Learn from your mistakes, on your next motors?
The lesser talked about heat damage seems to be how temperature affects permanent magnets!
While "burning up" a motor might involve 300-400ºF +, magnet damage occurs at much lower temperatures!
Exemplified by a simple test, a motors permanent magnets "strength" deteriorates quickly at temperature above 176ºF and seems to totally disappear at 212ºF !
Prolonged and/or higher temperature can make deterioration permanent!
Magnet Experiments: What Happens When a Magnet is Heated
This entry was posted on June 10, 2014 by Apex Magnets.
Magnets can be found in many everyday items and technologies such as cars, phones and computers.

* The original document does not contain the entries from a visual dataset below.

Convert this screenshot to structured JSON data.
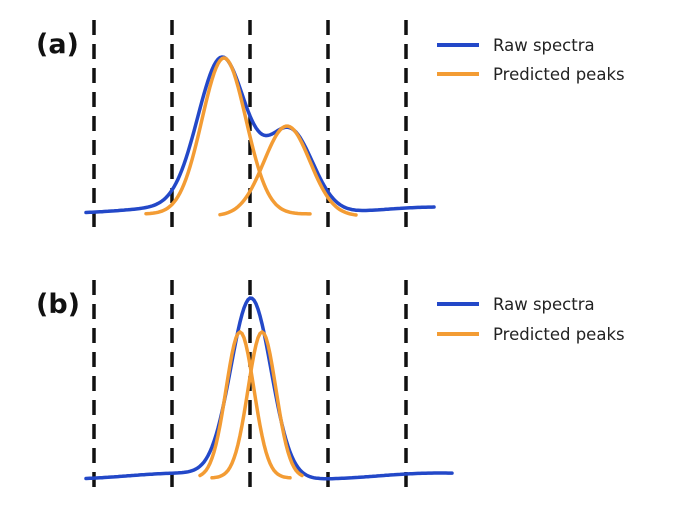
{
  "colors": {
    "raw": "#2348c8",
    "predicted": "#f39c34",
    "dashed": "#111111"
  },
  "panels": [
    {
      "label": "(a)",
      "legend": [
        {
          "text": "Raw spectra",
          "series": "raw"
        },
        {
          "text": "Predicted peaks",
          "series": "predicted"
        }
      ]
    },
    {
      "label": "(b)",
      "legend": [
        {
          "text": "Raw spectra",
          "series": "raw"
        },
        {
          "text": "Predicted peaks",
          "series": "predicted"
        }
      ]
    }
  ]
}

It is because of permanent magnets' ability to create their own magnetic field that they are useful in various products and situations. However, they are not impervious. Magnet strength can be affected by certain environmental changes like temperature. The effect of temperature on neodymium magnets is one of the most interesting phenomenons to observe and evaluate. In this magnet experiment, we specifically explore how magnets react when exposed to extreme heat.
Safety Caution: Because this experiment involves potentially dangerous high temperatures and magnets, it is not intended for children and should not be conducted without the proper safety wear.
Supplies
Thermometer (212°F or 100°C)
Plastic tongs
2 Bar neodymium magnets
Safety goggles and gloves
Water
Stove
Pan
Plastic bowl
100 ferrous paper clips
Steps
Part 1: Room Temperature Test
Do a room temperature magnet test first. Pour the paper clips into a plastic bowl.

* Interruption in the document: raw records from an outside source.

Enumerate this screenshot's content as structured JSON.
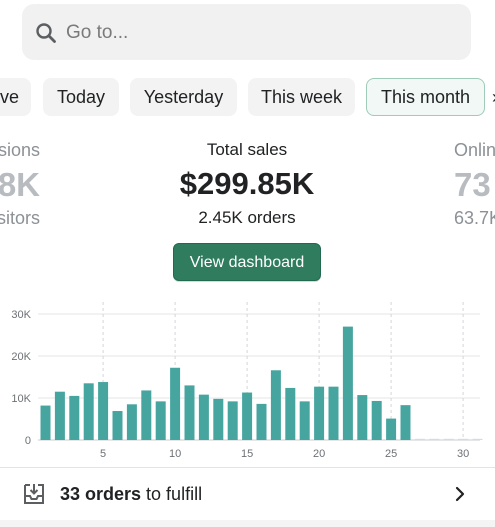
{
  "search": {
    "placeholder": "Go to..."
  },
  "date_filters": {
    "items": [
      "ve",
      "Today",
      "Yesterday",
      "This week",
      "This month"
    ],
    "selected": "This month",
    "more_glyph": "›"
  },
  "metrics": {
    "left": {
      "label": "sions",
      "value": "8K",
      "sub": "sitors"
    },
    "center": {
      "label": "Total sales",
      "value": "$299.85K",
      "sub": "2.45K orders"
    },
    "right": {
      "label": "Onlin",
      "value": "73",
      "sub": "63.7K"
    }
  },
  "view_dashboard_label": "View dashboard",
  "chart_data": {
    "type": "bar",
    "x": [
      1,
      2,
      3,
      4,
      5,
      6,
      7,
      8,
      9,
      10,
      11,
      12,
      13,
      14,
      15,
      16,
      17,
      18,
      19,
      20,
      21,
      22,
      23,
      24,
      25,
      26,
      27,
      28,
      29,
      30,
      31
    ],
    "values": [
      8200,
      11500,
      10500,
      13500,
      13800,
      6900,
      8500,
      11800,
      9200,
      17200,
      13000,
      10800,
      9800,
      9200,
      11300,
      8600,
      16600,
      12400,
      9200,
      12700,
      12700,
      27000,
      10700,
      9300,
      5100,
      8300,
      0,
      0,
      0,
      0,
      0
    ],
    "xticks": [
      "5",
      "10",
      "15",
      "20",
      "25",
      "30"
    ],
    "yticks": [
      "0",
      "10K",
      "20K",
      "30K"
    ],
    "ylim": [
      0,
      30000
    ],
    "grid": true,
    "bar_color": "#47a5a0"
  },
  "bottom": {
    "count_text": "33 orders",
    "rest_text": " to fulfill"
  }
}
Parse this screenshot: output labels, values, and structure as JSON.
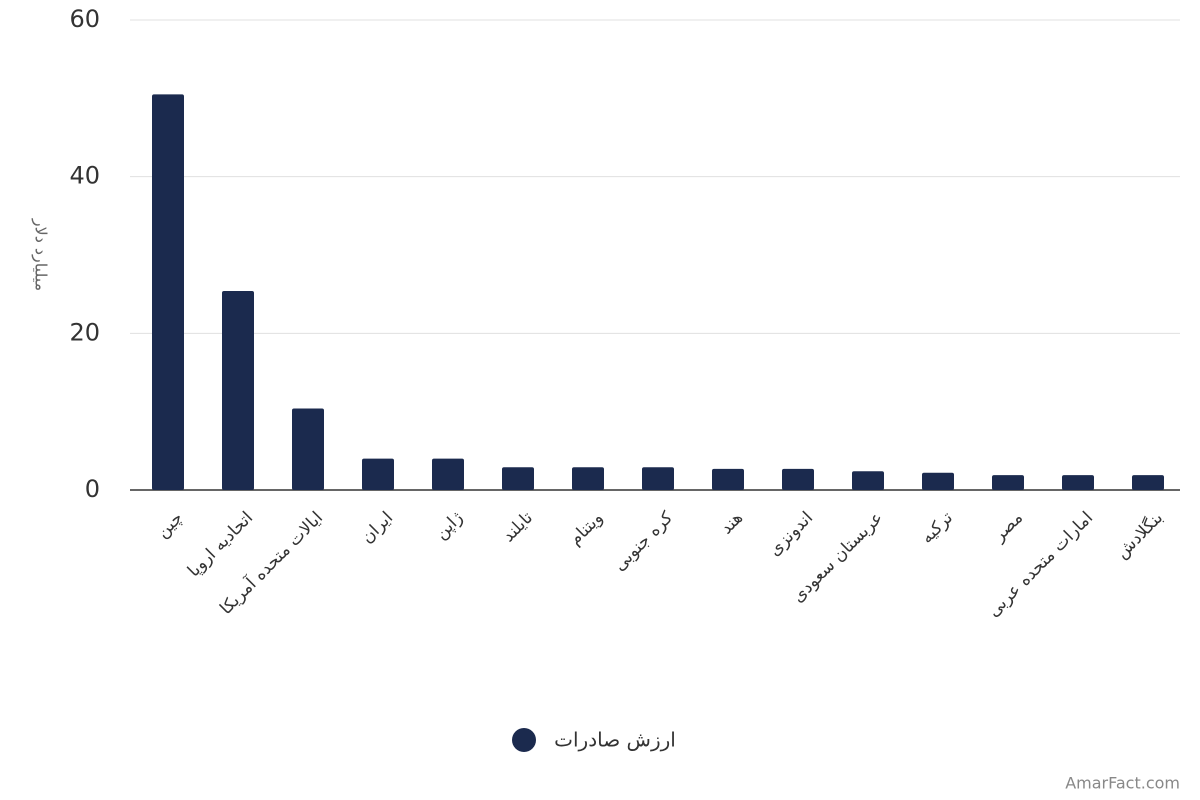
{
  "chart_data": {
    "type": "bar",
    "y_label": "میلیارد دلار",
    "categories": [
      "چین",
      "اتحادیه اروپا",
      "ایالات متحده آمریکا",
      "ایران",
      "ژاپن",
      "تایلند",
      "ویتنام",
      "کره جنوبی",
      "هند",
      "اندونزی",
      "عربستان سعودی",
      "ترکیه",
      "مصر",
      "امارات متحده عربی",
      "بنگلادش"
    ],
    "series": [
      {
        "name": "ارزش صادرات",
        "color": "#1b2a4e",
        "values": [
          50.5,
          25.4,
          10.4,
          4.0,
          4.0,
          2.9,
          2.9,
          2.9,
          2.7,
          2.7,
          2.4,
          2.2,
          1.9,
          1.9,
          1.9
        ]
      }
    ],
    "ylim": [
      0,
      60
    ],
    "yticks": [
      0,
      20,
      40,
      60
    ],
    "grid": true,
    "legend": "bottom",
    "watermark": "AmarFact.com"
  }
}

Submerse one of the neodymium bar magnets into the bowl of clips and remove it, recording the number collected.
Remove the paper clips from the magnet and set it aside. Replace the paper clips in the bowl.
Part 2: Hot Magnet Test
Hot water and metals can cause serious burns, so it is important to take necessary safety measures. Put on safety goggles and gloves.

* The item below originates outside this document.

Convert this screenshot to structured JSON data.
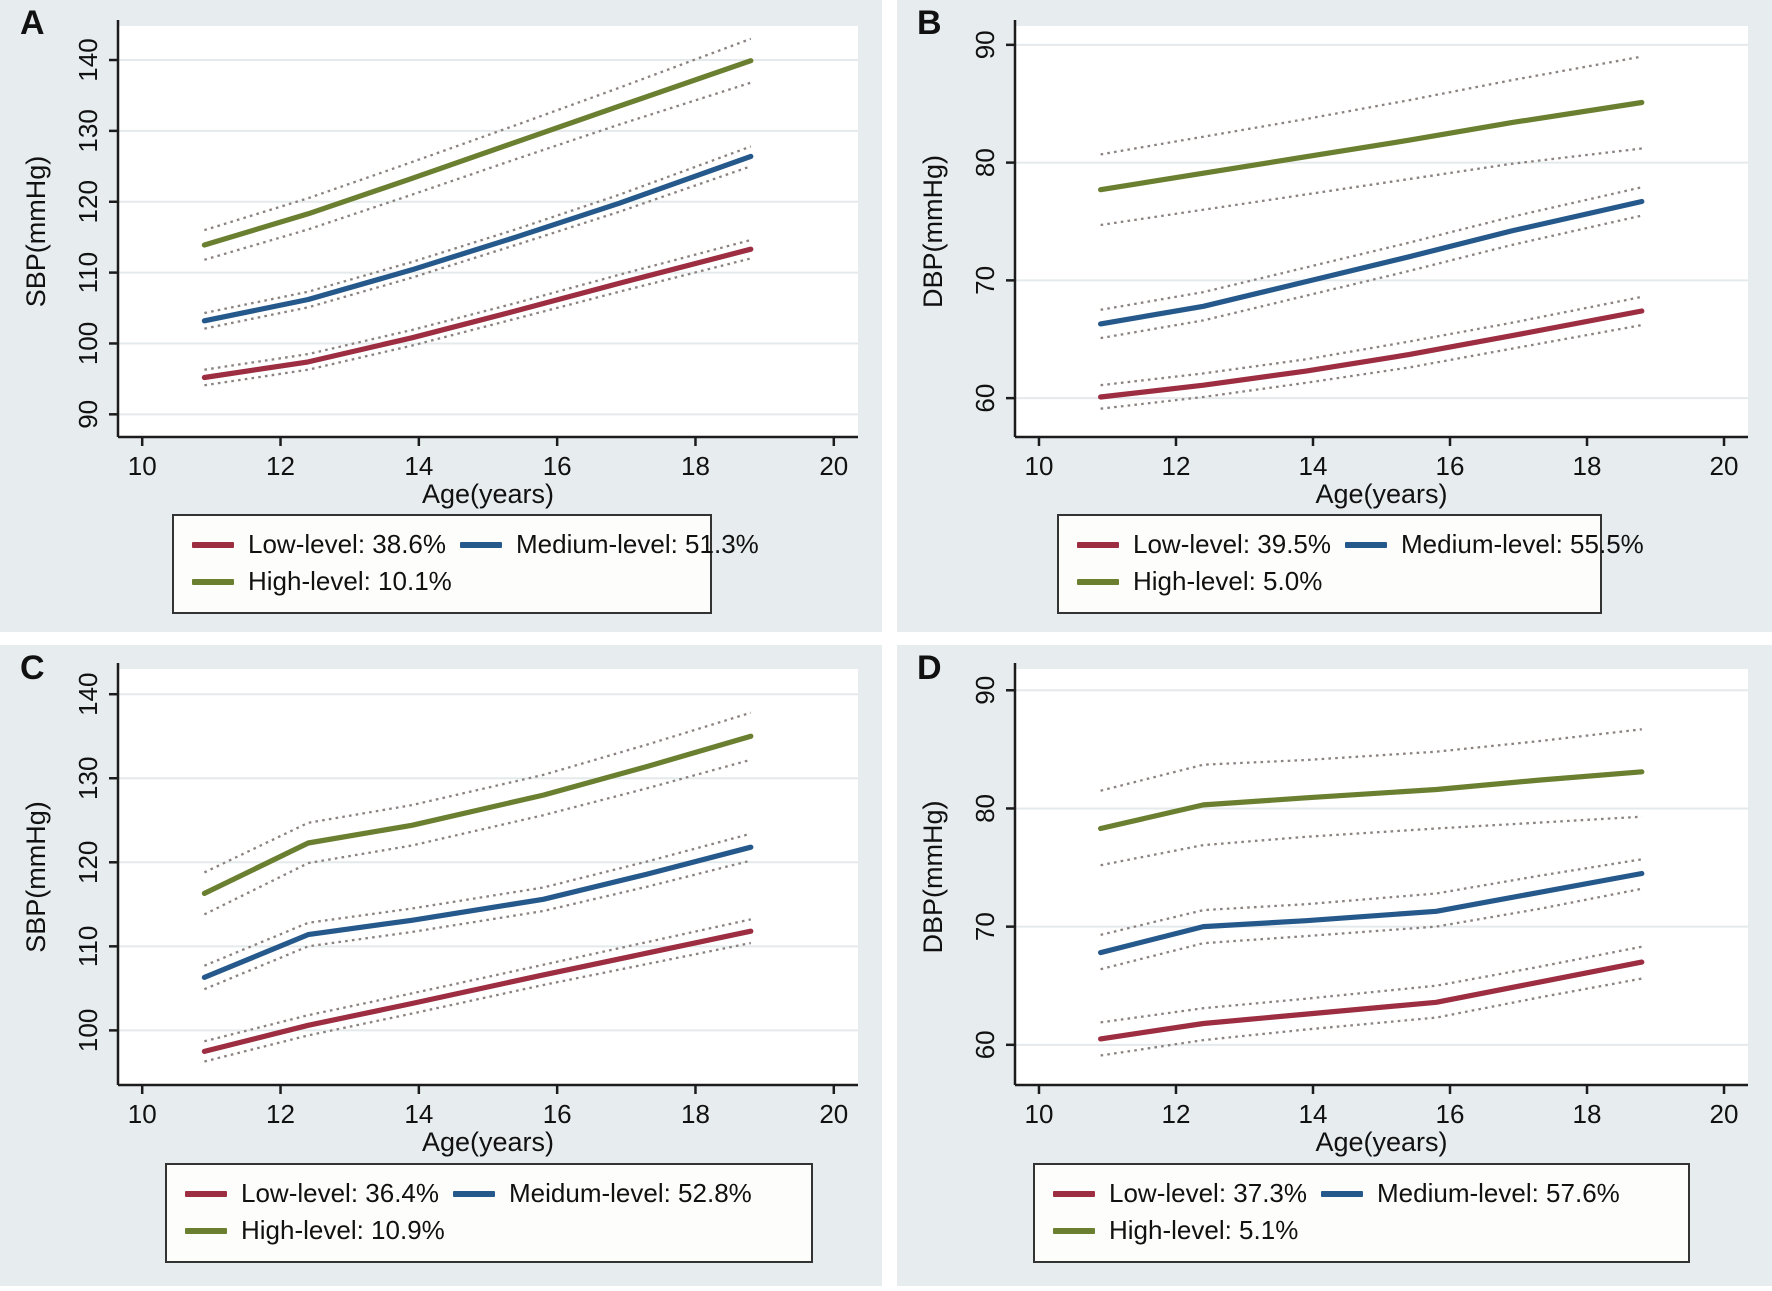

Heat about ¾ cup water in a small pan until it reaches somewhere between 185°-212°F or 85°-100°C. At boiling point the water should be close to or within this temperature range. Use your thermometer to check that the degree is appropriate.
Using the plastic tongs, gently place the neodymium magnet in the water. Be extremely careful to avoid splashing the hot water.
Let the magnet heat in the water for about 15 minutes.
Carefully remove the magnet from the water with the plastic tongs and place it in the bowl of paper clips.
Observe and record how many paper clips are collected.
Wait until the magnet is fully cooled before attempting to handle it without tongs.
Results
The heated magnet will not pick up the paper clips, or it will pick up very few depending on the temperature and time it was heated. When heated above 176° Fahrenheit (80° Celsius), magnets will quickly lose their magnetic properties. The magnet will become permanently demagnetized if exposed to these temperatures for a certain length of time or heated at a significantly higher temperature (Curie temperature).
Heat demagnetization is also dependent on what types of materials make up a magnet. Some types of magnets such as Samarium-cobalt (SmCo) have higher heat resistance. There are also other types of Neodymium-iron-boron (NdFeB) magnets that are not as susceptible to heat induced flux degradation.
The Science Behind It
Magnets are made up of atoms. In normal environmental conditions, these atoms align between the poles and foster magnetism. When exposed to hotter conditions, the particles within the magnet are moving at an increasingly faster and sporadic rate. This jumbling confuses and misaligns the particles, causing the magnetism to be lost.
This indicates that motors are damaged by much less drastic "abuse" than previously advertised.
While the damage from temperature is not as drastic, it seems to be cumulative and progressive.
Each damaging incident will deteriorate magnets to some varying degree.
The insidious effect is that as the magnets lose their magnetism, achieving the same power will require more amps which will in turn produce more heat which will in turn cause more damage! Causing progressive and accelerating damage!
Battery range and performance will decrease ... when the motor might actually be responsible!
The motor becomes "worn out" ... going out with a whimper rather than a bang!
What to do?
Learn from your mistakes, on your next motors?